Frostbites are rare and primarily seen in homeless persons in regions with cold winters or in extreme athletes. Cell damage arises due to protein denaturation, dehydration, or formation of ice crystals. Endothelial damage might still continue even if the impact of cold can be stopped due to reperfusion injury (Fig. 15.3). Late ischemia with vasoconstriction and thrombosis impairs microcirculation with consecutive necrosis. Among other therapies, we also apply wIRA irradiation in these patients, albeit with mixed results.

Fig. 15.3
figure 3

Right: severe frostbites of the fingers. Left: Documentation with FLIR ONE thermography showing the colder parts

In this context, other severe skin diseases such as toxic epidermal necrolysis are also treated. Here, large wound areas often require extended logistics and medical armamentarium of a specialized burn unit. Initial results appear promising; however, the rarity of these skin diseases impedes systemic analyses.

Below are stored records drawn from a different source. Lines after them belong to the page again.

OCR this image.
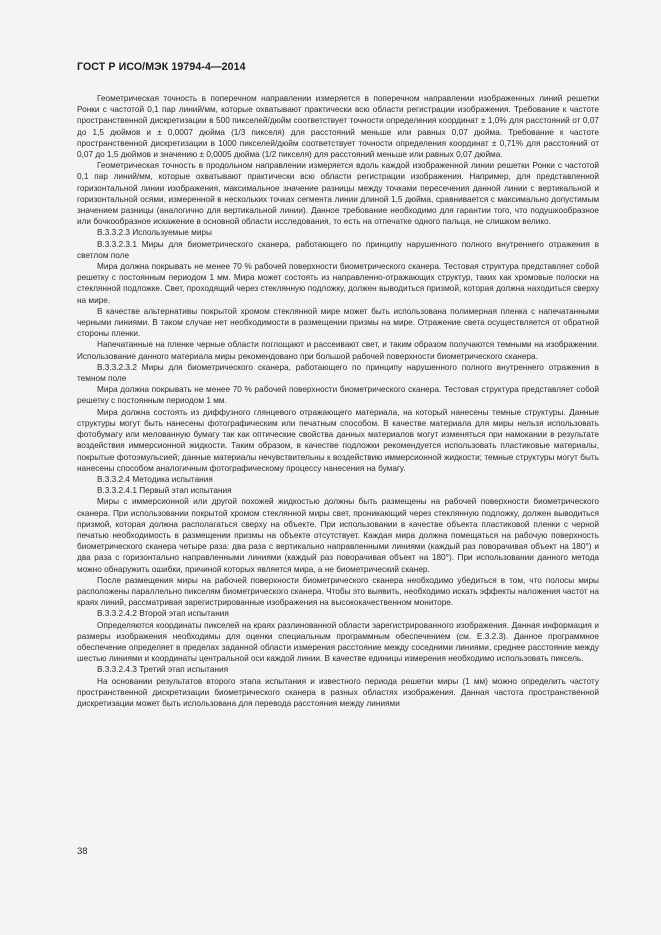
ГОСТ Р ИСО/МЭК 19794-4—2014

Геометрическая точность в поперечном направлении измеряется в поперечном направлении изображенных линий решетки Ронки с частотой 0,1 пар линий/мм, которые охватывают практически всю области регистрации изображения. Требование к частоте пространственной дискретизации в 500 пикселей/дюйм соответствует точности определения координат ± 1,0% для расстояний от 0,07 до 1,5 дюймов и ± 0,0007 дюйма (1/3 пикселя) для расстояний меньше или равных 0,07 дюйма. Требование к частоте пространственной дискретизации в 1000 пикселей/дюйм соответствует точности определения координат ± 0,71% для расстояний от 0,07 до 1,5 дюймов и значению ± 0,0005 дюйма (1/2 пикселя) для расстояний меньше или равных 0,07 дюйма.

Геометрическая точность в продольном направлении измеряется вдоль каждой изображенной линии решетки Ронки с частотой 0,1 пар линий/мм, которые охватывают практически всю области регистрации изображения. Например, для представленной горизонтальной линии изображения, максимальное значение разницы между точками пересечения данной линии с вертикальной и горизонтальной осями, измеренной в нескольких точках сегмента линии длиной 1,5 дюйма, сравнивается с максимально допустимым значением разницы (аналогично для вертикальной линии). Данное требование необходимо для гарантии того, что подушкообразное или бочкообразное искажение в основной области исследования, то есть на отпечатке одного пальца, не слишком велико.

В.3.3.2.3 Используемые миры

В.3.3.2.3.1 Миры для биометрического сканера, работающего по принципу нарушенного полного внутреннего отражения в светлом поле

Мира должна покрывать не менее 70 % рабочей поверхности биометрического сканера. Тестовая структура представляет собой решетку с постоянным периодом 1 мм. Мира может состоять из направленно-отражающих структур, таких как хромовые полоски на стеклянной подложке. Свет, проходящий через стеклянную подложку, должен выводиться призмой, которая должна находиться сверху на мире.

В качестве альтернативы покрытой хромом стеклянной мире может быть использована полимерная пленка с напечатанными черными линиями. В таком случае нет необходимости в размещении призмы на мире. Отражение света осуществляется от обратной стороны пленки.

Напечатанные на пленке черные области поглощают и рассеивают свет, и таким образом получаются темными на изображении. Использование данного материала миры рекомендовано при большой рабочей поверхности биометрического сканера.

В.3.3.2.3.2 Миры для биометрического сканера, работающего по принципу нарушенного полного внутреннего отражения в темном поле

Мира должна покрывать не менее 70 % рабочей поверхности биометрического сканера. Тестовая структура представляет собой решетку с постоянным периодом 1 мм.

Мира должна состоять из диффузного глянцевого отражающего материала, на который нанесены темные структуры. Данные структуры могут быть нанесены фотографическим или печатным способом. В качестве материала для миры нельзя использовать фотобумагу или мелованную бумагу так как оптические свойства данных материалов могут изменяться при намокании в результате воздействия иммерсионной жидкости. Таким образом, в качестве подложки рекомендуется использовать пластиковые материалы, покрытые фотоэмульсией; данные материалы нечувствительны к воздействию иммерсионной жидкости; темные структуры могут быть нанесены способом аналогичным фотографическому процессу нанесения на бумагу.

В.3.3.2.4 Методика испытания

В.3.3.2.4.1 Первый этап испытания

Миры с иммерсионной или другой похожей жидкостью должны быть размещены на рабочей поверхности биометрического сканера. При использовании покрытой хромом стеклянной миры свет, проникающий через стеклянную подложку, должен выводиться призмой, которая должна располагаться сверху на объекте. При использовании в качестве объекта пластиковой пленки с черной печатью необходимость в размещении призмы на объекте отсутствует. Каждая мира должна помещаться на рабочую поверхность биометрического сканера четыре раза: два раза с вертикально направленными линиями (каждый раз поворачивая объект на 180°) и два раза с горизонтально направленными линиями (каждый раз поворачивая объект на 180°). При использовании данного метода можно обнаружить ошибки, причиной которых является мира, а не биометрический сканер.

После размещения миры на рабочей поверхности биометрического сканера необходимо убедиться в том, что полосы миры расположены параллельно пикселям биометрического сканера. Чтобы это выявить, необходимо искать эффекты наложения частот на краях линий, рассматривая зарегистрированные изображения на высококачественном мониторе.

В.3.3.2.4.2 Второй этап испытания

Определяются координаты пикселей на краях разлинованной области зарегистрированного изображения. Данная информация и размеры изображения необходимы для оценки специальным программным обеспечением (см. Е.3.2.3). Данное программное обеспечение определяет в пределах заданной области измерения расстояние между соседними линиями, среднее расстояние между шестью линиями и координаты центральной оси каждой линии. В качестве единицы измерения необходимо использовать пиксель.

В.3.3.2.4.3 Третий этап испытания

На основании результатов второго этапа испытания и известного периода решетки миры (1 мм) можно определить частоту пространственной дискретизации биометрического сканера в разных областях изображения. Данная частота пространственной дискретизации может быть использована для перевода расстояния между линиями

38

Although we have not yet been able to determine any significant reduction in the requirement for pain medication, as postulated earlier [13, 14], most patients report an enjoyable and comfortable warmth and a pleasant sense of relaxation during the application of wIRA.

4 Outlook to Further Research

Our preliminary in vitro data also show that wIRA irradiation induces the migration of adipose-derived stromal cells (ASCs). In scratch assays simulating wounds in a cell monolayer, ASCs lead to a faster wound closure after wIRA application compared to untreated or heat-treated controls. Further research is needed to understand the molecular mechanisms that are induced or mitigated/inhibited by wIRA irradiation.